An adapted filter function for density split statistics in weak lensing.

Context. The density split statistics in weak gravitational lensing analyses probes the correlation between regions of different (foreground) galaxy number densities and their weak lensing signal, measured by the shape distortion of background galaxies. Aims. In this paper, we reconsider density split statistics, by constructing a new angular filter function that is adapted to the expected relation between galaxy number density and shear pattern, in a way that the filter weighting the galaxy number density is matched to the filter that is used to quantify the shear signal. Methods.
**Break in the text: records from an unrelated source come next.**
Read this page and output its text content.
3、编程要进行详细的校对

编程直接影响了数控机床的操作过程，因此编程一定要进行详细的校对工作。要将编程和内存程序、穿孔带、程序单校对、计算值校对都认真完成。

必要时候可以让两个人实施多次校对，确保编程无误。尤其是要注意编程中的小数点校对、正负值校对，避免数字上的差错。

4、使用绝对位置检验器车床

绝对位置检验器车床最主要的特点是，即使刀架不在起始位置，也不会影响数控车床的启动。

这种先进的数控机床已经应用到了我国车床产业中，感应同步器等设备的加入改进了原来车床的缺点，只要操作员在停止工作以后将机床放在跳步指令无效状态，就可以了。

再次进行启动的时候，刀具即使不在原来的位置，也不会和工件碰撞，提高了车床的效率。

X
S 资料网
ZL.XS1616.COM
We use the results of numerical ray-tracing simulations, specifically through Millennium Simulation supplemented by a galaxy distribution based on a semi-analytic model, to construct a matched pair of adapted filter functions for the galaxy density and the tangential shear signal. We compare the performance of our new filter to the previously used top-hat filter, applying both to a different and independent set of numerical simulations (SLICS, cosmo-SLICS). Results. We show that the adapted filter yields a better correlation between the total matter and the galaxy distribution. Furthermore, the adapted filter provides a larger signal-to-noise ratio to constrain the bias between the total matter and the galaxy distribution, and we show that it is, in general, a more sensitive discriminator between different cosmologies, with the exception of cosmologies with very large $\sigma_8$ values. All analyses lead to the conclusion that our adapted filter should be favored in future density split statistic works.